I am definitely not an ICU nurse, but I've worked closely with two mothers who had Sheehan's, and I had a client who was exclusively breastfeeding a 4 month old, admitted into the ICU after scheduled brain surgery, who booked me in advance to do hospital consults to help protect/maintain her milk supply.

The two postpartum haemorrhage mothers produced no more than a glisten of breastmilk, ever, in spite of frequent expressing and all efforts to bring in a milk supply.  They had been highly motivated to breastfeed (one was an LLL mom who'd breastfed her first baby for over 18 months) so the result was heart-breaking.  But primary lactation failure is one of the markers for Sheehan's.

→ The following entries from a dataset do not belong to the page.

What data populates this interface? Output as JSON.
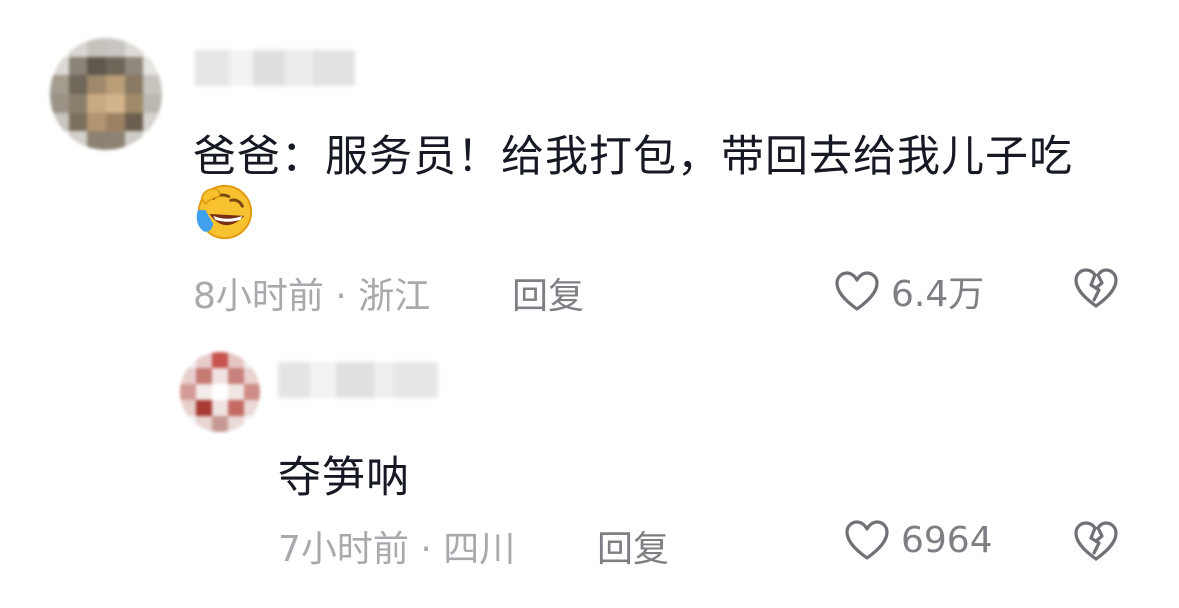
{
  "comments": [
    {
      "text": "爸爸：服务员！给我打包，带回去给我儿子吃",
      "emoji": "laughing-crying-emoji",
      "time_location": "8小时前 · 浙江",
      "reply_label": "回复",
      "likes": "6.4万"
    },
    {
      "text": "夺笋呐",
      "time_location": "7小时前 · 四川",
      "reply_label": "回复",
      "likes": "6964"
    }
  ],
  "icons": {
    "like": "heart-outline-icon",
    "dislike": "broken-heart-outline-icon"
  },
  "colors": {
    "text": "#161823",
    "meta": "#a7a9ad",
    "action": "#7d7f84",
    "icon": "#6f7177"
  }
}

At my first post-op visit to the mother who had had surgery, I went
in expecting a fair degree of breast overfullness.   I was amazed to
discover soft, flaccid breasts.  I duly taught each shift of ICU staff how to hand-express to prevent engorgement and maintain the milk supply, but there was never any need - it was almost as if the mother's body had abruptly shut down milk production.  After 3-4 days the mother was moved to the HDU, and as she gradually recovered from her surgery so her milk supply gradually returned and I was then able to hand-express her milk and, when she was well enough and able to sit up, she took over this task herself.  She went home and continued
to breastfeed.   If I hadn't seen it, I wouldn't have believed that
this sudden _lack_ of milk after the surgery would have been possible.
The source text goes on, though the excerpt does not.